While trying to process her grief months after the third loss, Chang attended a lecture where the speaker described end-of-life doulas.

“My one takeaway from that talk was, why wasn’t there someone like that there for me during this past experience?” Chang said.

Though she couldn’t rewrite her own story, Chang realized she could help others with theirs.

“I literally changed my whole life and I started exploring the path to becoming an end-of-life doula,” Chang said.

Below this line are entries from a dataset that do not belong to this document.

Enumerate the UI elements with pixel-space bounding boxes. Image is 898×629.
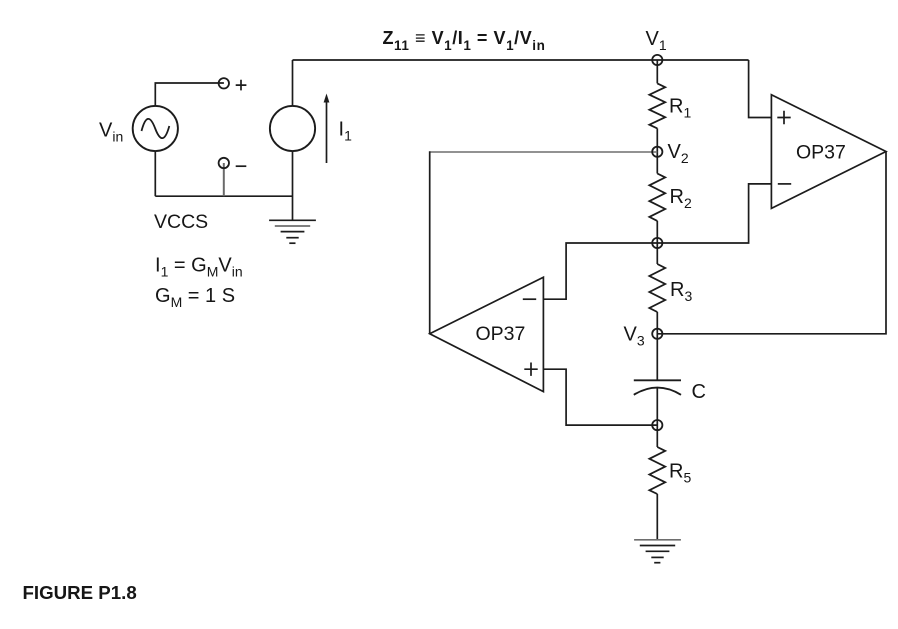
resistor R1 bbox=[649, 83, 665, 128]
wire minus terminal stub bbox=[223, 163, 225, 196]
wire bottom rail bbox=[155, 195, 292, 197]
wire top rail from VCCS to op-amp branch bbox=[293, 59, 749, 61]
svg-text:C: C bbox=[692, 381, 706, 403]
wire Vin top lead to plus terminal bbox=[155, 83, 224, 106]
wire capacitor to node bbox=[656, 388, 658, 447]
wire R1 to V2 bbox=[656, 128, 658, 173]
svg-text:FIGURE P1.8: FIGURE P1.8 bbox=[23, 582, 137, 603]
wire VCCS to ground bbox=[292, 151, 294, 220]
capacitor C bbox=[634, 380, 681, 395]
op-amp U1 bbox=[771, 95, 886, 209]
svg-text:I1 = GMVin: I1 = GMVin bbox=[155, 255, 243, 280]
svg-text:GM = 1 S: GM = 1 S bbox=[155, 285, 235, 310]
wire U2 plus input to lower node bbox=[543, 369, 657, 425]
node below capacitor bbox=[652, 420, 662, 430]
wire R2 to junction bbox=[656, 221, 658, 264]
wire V2 feedback to U2 output bbox=[431, 151, 658, 153]
ground below VCCS bbox=[269, 220, 316, 243]
wire VCCS riser to top rail bbox=[292, 60, 294, 106]
wire op-amp U1 plus input drop bbox=[749, 60, 772, 118]
terminal - bbox=[219, 158, 229, 168]
op-amp U2 bbox=[430, 277, 544, 391]
svg-text:OP37: OP37 bbox=[796, 142, 846, 164]
node V1 bbox=[652, 55, 662, 65]
wire U1 output down to V3 bbox=[657, 152, 886, 334]
node V3 bbox=[652, 329, 662, 339]
wire ladder V1 to R1 bbox=[656, 60, 658, 83]
svg-text:OP37: OP37 bbox=[476, 323, 526, 345]
terminal + bbox=[219, 78, 229, 88]
wire junction to U2 minus input bbox=[543, 243, 657, 299]
node junction R2-R3 bbox=[652, 238, 662, 248]
VCCS source circle bbox=[270, 106, 315, 151]
resistor R3 bbox=[649, 264, 665, 312]
wire junction to U1 minus input bbox=[657, 184, 771, 243]
svg-text:VCCS: VCCS bbox=[154, 211, 208, 233]
wire Vin bottom lead bbox=[154, 151, 156, 196]
ground below R5 bbox=[634, 540, 681, 563]
node V2 bbox=[652, 147, 662, 157]
arrow I1 bbox=[326, 101, 328, 163]
wire R5 to ground bbox=[656, 494, 658, 539]
resistor R2 bbox=[649, 174, 665, 221]
wire R3 to V3 bbox=[656, 312, 658, 380]
resistor R5 bbox=[649, 447, 665, 494]
voltage source Vin bbox=[133, 106, 178, 151]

Doulas are also part of a larger effort to change the conversation around death — some call this the “death positivity” movement. The idea is not to be positive about death, but rather to speak openly and honestly about it, because death is universal, expensive and complicated.

For Resham Mantri, a death doula in Bed-Stuy who hosts online talks about death and grieving and writes regularly about the topics, changing the conversation around death includes discussing the fact that many deaths are caused by racism and systemic oppression, and that many people are denied a “good” death.

“I would start with: who is dying and how in this country? I don’t actually think that’s separate from death work,” Mantri said.

Rates for these services vary: Some end-of-life doulas work pro bono, some barter and others offer packages, usually on a sliding scale. Most doulas said it was a calling, and almost everyone interviewed for this story mentioned other income sources.

Although dealing with death can seem macabre, doulas describe it as life-affirming.

Emma Acker, a mom of three in Manhattan who has been an end-of-life doula since 2019, said the work has shifted her perspective, trickling down to mundane moments like riding the subway. She said when she started working as a doula, she’d observe strangers in a crowded train car and her mind would wander to imagining them on their deathbeds.

“It sounds morbid,” she said, “But it actually helped me really value and see human beings in a very different way.”

Chang sounded a similar note: “Being aware of your mortality only enhances how you live your life by being able to appreciate living every single day … You can’t imagine how much richness you can bring to your life by just being aware of your death.”

Santangelo, the former SoulCycle instructor, said people tend to be very curious about her death work — she sometimes doesn’t mention it for fear of monopolizing a conversation.

“You would be surprised at how exciting death is for some people,” she said. “When you speak about end-of-life transition — personalities, family, da-da-da-da — you’re not talking about death anymore. You’re talking about life. We are talking about life.”